Make sure you close your cursor (i.e. free up that memory) and connection (i.e. so having got a constant live but unused connection)

In [None]:
cursor.close()
conn.close()

---

## Execute multiple generic queries in a specific order

You simply write the `execute` commands in the order you want

**N.B.** You can put all the of the above code in the same cell. If 1 step fails, the program terminates at that point

In [None]:
query_1 = '''
    IF OBJECT_ID('dbo.Test', 'U') IS NOT NULL
        DROP TABLE dbo.Test;
'''

query_2 = '''
CREATE TABLE dbo.Test (
    id INT PRIMARY KEY,
    test1 VARCHAR(MAX)
);
'''

query_3 = '''
    INSERT INTO dbo.Test(id, test1) VALUES
        (1, 'a'),
        (2, 'b');
'''

conn = pyodbc.connect(conn_string)
cursor = conn.cursor()
cursor.execute(query_1)
cursor.execute(query_2)
cursor.execute(query_3)
conn.commit()
cursor.close()
conn.close()

---

### Use results of SELECT query 

You can get the results of a SELECT query returned directly to a special tabular form in python called a DataFrame.

The power of this is that you can transform and model data how you want in python.

### Create connection 

In [None]:
conn = pyodbc.connect(conn_string)

### Create SELECT query string 

In [6]:
query = '''
    SELECT test1, count(*) AS cnt 
    FROM dbo.blah 
    GROUP BY test1
    ORDER BY cnt DESC;
'''

**N.B.** NO cursor needed, as this is created automatically for us in next step

### Read results into DataFrame

In [None]:
# Import required library
import pandas as pd

# Execute query, return results to DataFrame table
df = pd.read_sql(query, conn)

df

*If this were a real query, the results would be displayed here in nice tabular form*

---

### Insert DataFrame into database table 

You can insert the final DataFrame into a database table directly.

### Create connection (we've been using whole time) 

In [None]:
conn = pyodbc.connect(conn_string)

### (Optional) Create table  

In [None]:
schema_name = 'dbo'
table_name = 'Test'
query = '''
CREATE TABLE '''+schema_name+'.'+table_name+''' (
    id INT PRIMARY KEY,
    test1 VARCHAR(MAX)
);
'''

cursor = conn.cursor()
cursor.execute(query)
conn.commit()
cursor.close()
conn.close()

### Create new type of connection called 'engine'

To make life easier, it is necessary to reformulate our connection so that the next step works.

It is commonly called an `engine`, rather than `conn`

In [14]:
# Import
from sqlalchemy import create_engine

# Create 'engine'
eng_string = 'mssql+pyodbc://'+server+'/'+database+'?trusted_connection=yes&driver=ODBC+Driver+13+for+SQL+Server'
engine = create_engine(eng_string)

### Insert into this table 

You need to give this one command the `engine`, `table_name` and `schema_name`.

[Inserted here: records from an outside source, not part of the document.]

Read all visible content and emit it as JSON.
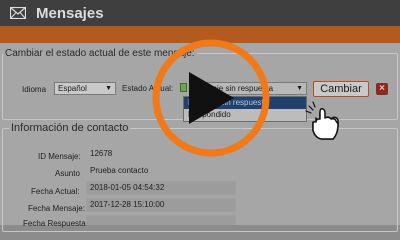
{
  "window": {
    "title": "Mensajes"
  },
  "state_section": {
    "legend": "Cambiar el estado actual de este mensaje:",
    "language_label": "Idioma",
    "language_value": "Español",
    "status_label": "Estado Actual:",
    "status_value": "Mensaje sin respuesta",
    "status_options": [
      "Mensaje sin respuesta",
      "Respondido"
    ],
    "change_button": "Cambiar",
    "close_label": "×"
  },
  "contact_section": {
    "legend": "Información de contacto",
    "fields": [
      {
        "label": "ID Mensaje:",
        "value": "12678"
      },
      {
        "label": "Asunto",
        "value": "Prueba contacto"
      },
      {
        "label": "Fecha Actual:",
        "value": "2018-01-05 04:54:32"
      },
      {
        "label": "Fecha Mensaje:",
        "value": "2017-12-28 15:10:00"
      },
      {
        "label": "Fecha Respuesta",
        "value": ""
      }
    ]
  },
  "overlay": {
    "icon": "play-icon",
    "accent": "#f07a1a"
  },
  "colors": {
    "titlebar": "#3f3f3f",
    "accent_bar": "#b35a1f",
    "selected_option": "#20406e"
  }
}
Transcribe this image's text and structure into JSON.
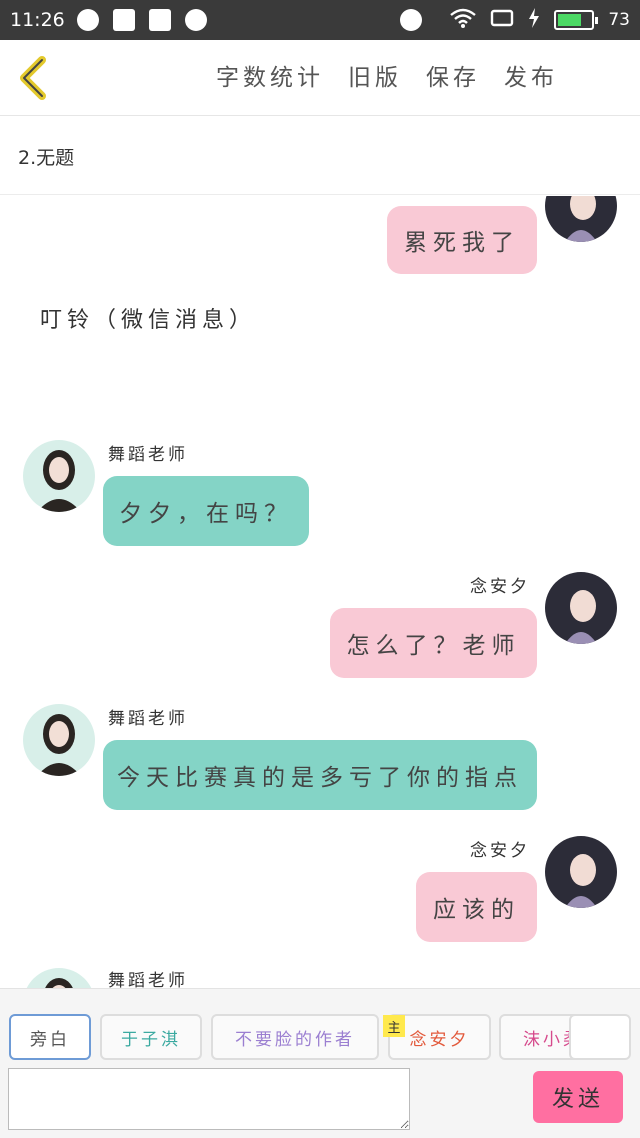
{
  "status_bar": {
    "time": "11:26",
    "battery": "73",
    "battery_level": 0.73
  },
  "nav": {
    "word_count": "字数统计",
    "old_version": "旧版",
    "save": "保存",
    "publish": "发布"
  },
  "chapter": {
    "title": "2.无题"
  },
  "messages": [
    {
      "sender": "",
      "side": "right",
      "text": "累死我了"
    },
    {
      "narration": "叮铃（微信消息）"
    },
    {
      "sender": "舞蹈老师",
      "side": "left",
      "text": "夕夕，在吗？"
    },
    {
      "sender": "念安夕",
      "side": "right",
      "text": "怎么了？老师"
    },
    {
      "sender": "舞蹈老师",
      "side": "left",
      "text": "今天比赛真的是多亏了你的指点"
    },
    {
      "sender": "念安夕",
      "side": "right",
      "text": "应该的"
    },
    {
      "sender": "舞蹈老师",
      "side": "left",
      "text": ""
    }
  ],
  "characters": [
    {
      "label": "旁白",
      "color": "#555555"
    },
    {
      "label": "于子淇",
      "color": "#3aa9a0"
    },
    {
      "label": "不要脸的作者",
      "color": "#9b7fd1"
    },
    {
      "label": "念安夕",
      "color": "#e25a3c",
      "tag": "主"
    },
    {
      "label": "沫小柔",
      "color": "#d64a8c"
    }
  ],
  "composer": {
    "placeholder": "",
    "send_label": "发送"
  },
  "colors": {
    "pink_bubble": "#f9c9d5",
    "teal_bubble": "#84d4c6",
    "send_button": "#ff6fa1"
  }
}
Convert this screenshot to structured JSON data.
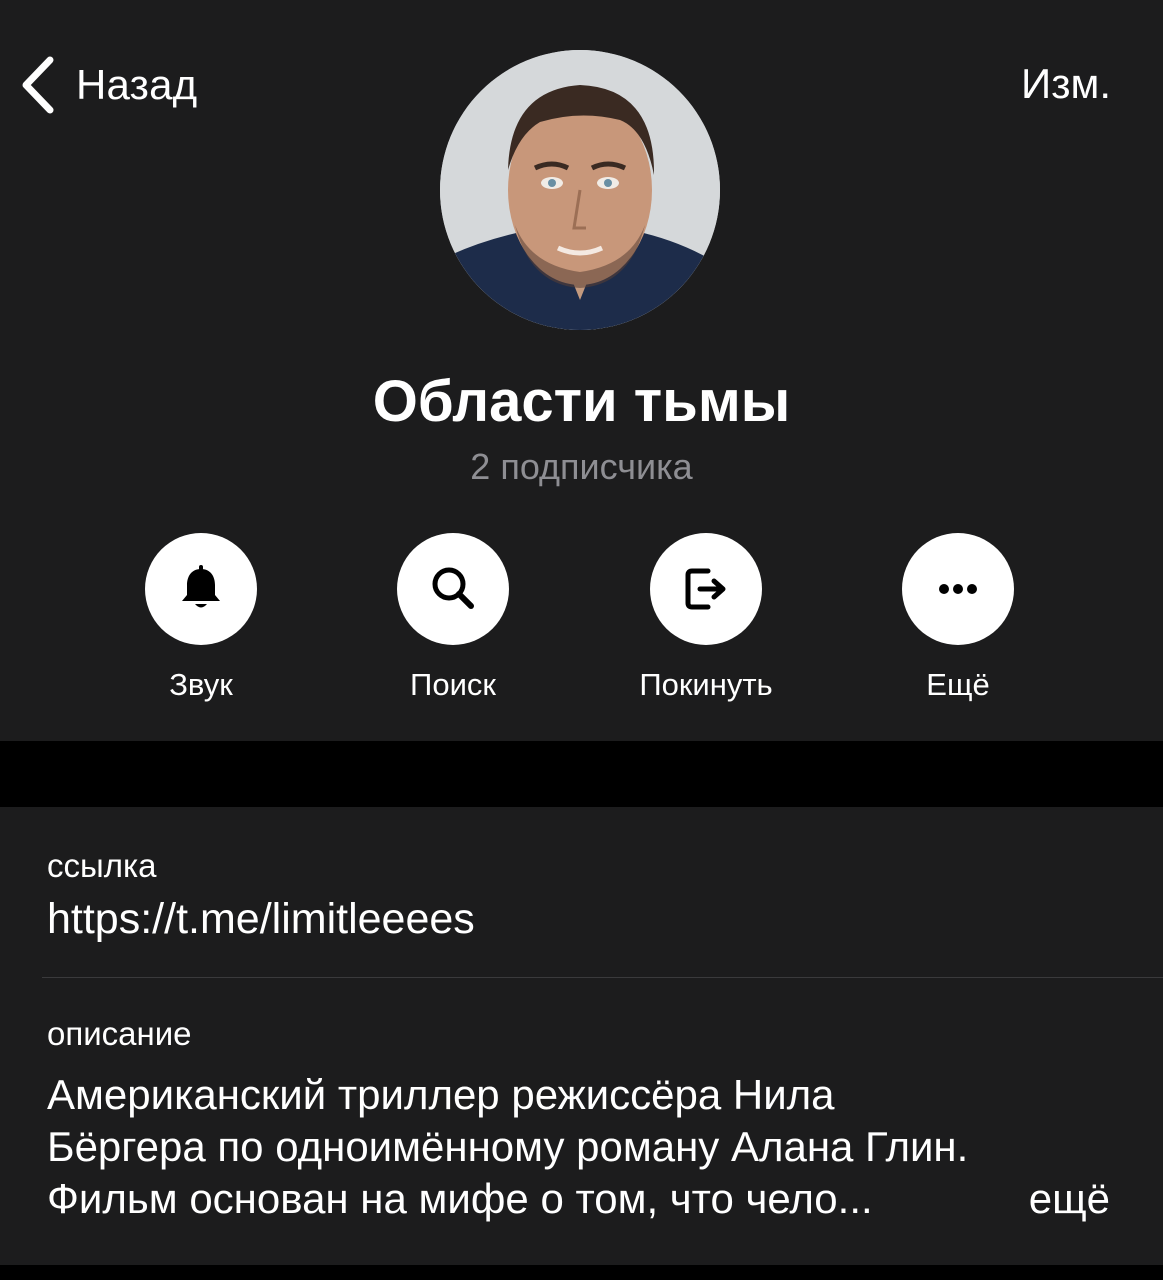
{
  "nav": {
    "back_label": "Назад",
    "edit_label": "Изм."
  },
  "channel": {
    "title": "Области тьмы",
    "subscribers": "2 подписчика"
  },
  "actions": [
    {
      "label": "Звук",
      "icon": "bell-icon"
    },
    {
      "label": "Поиск",
      "icon": "search-icon"
    },
    {
      "label": "Покинуть",
      "icon": "leave-icon"
    },
    {
      "label": "Ещё",
      "icon": "more-icon"
    }
  ],
  "info": {
    "link_label": "ссылка",
    "link_value": "https://t.me/limitleeees",
    "description_label": "описание",
    "description_lines": [
      "Американский триллер режиссёра Нила",
      "Бёргера по одноимённому роману Алана Глин.",
      "Фильм основан на мифе о том, что чело..."
    ],
    "more_label": "ещё"
  },
  "colors": {
    "background": "#000000",
    "panel": "#1c1c1d",
    "secondary_text": "#8e8e93",
    "divider": "#3a3a3c"
  }
}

Optionally, you can give it:
-  `if_exists` = `'fail'`, if want code to fail if table exists; `'replace'`, if want to truncate table and insert only our new data; or `'append'` to append new data to existing data
- `index` = `True`, if want DataFrame's auto-generated unique row ID as a column (e.g. as the primary key); otherwise `False`
- `index_label` = name of column that will hold these newly inserted DataFrame indices

In [None]:
df.to_sql(
    name=table_name,
    con=engine,
    schema=schema_name,
    if_exists='append',
    index=True,
    index_label='id'
)

### Close `engine` 

This is called `dispose`

In [15]:
engine.dispose()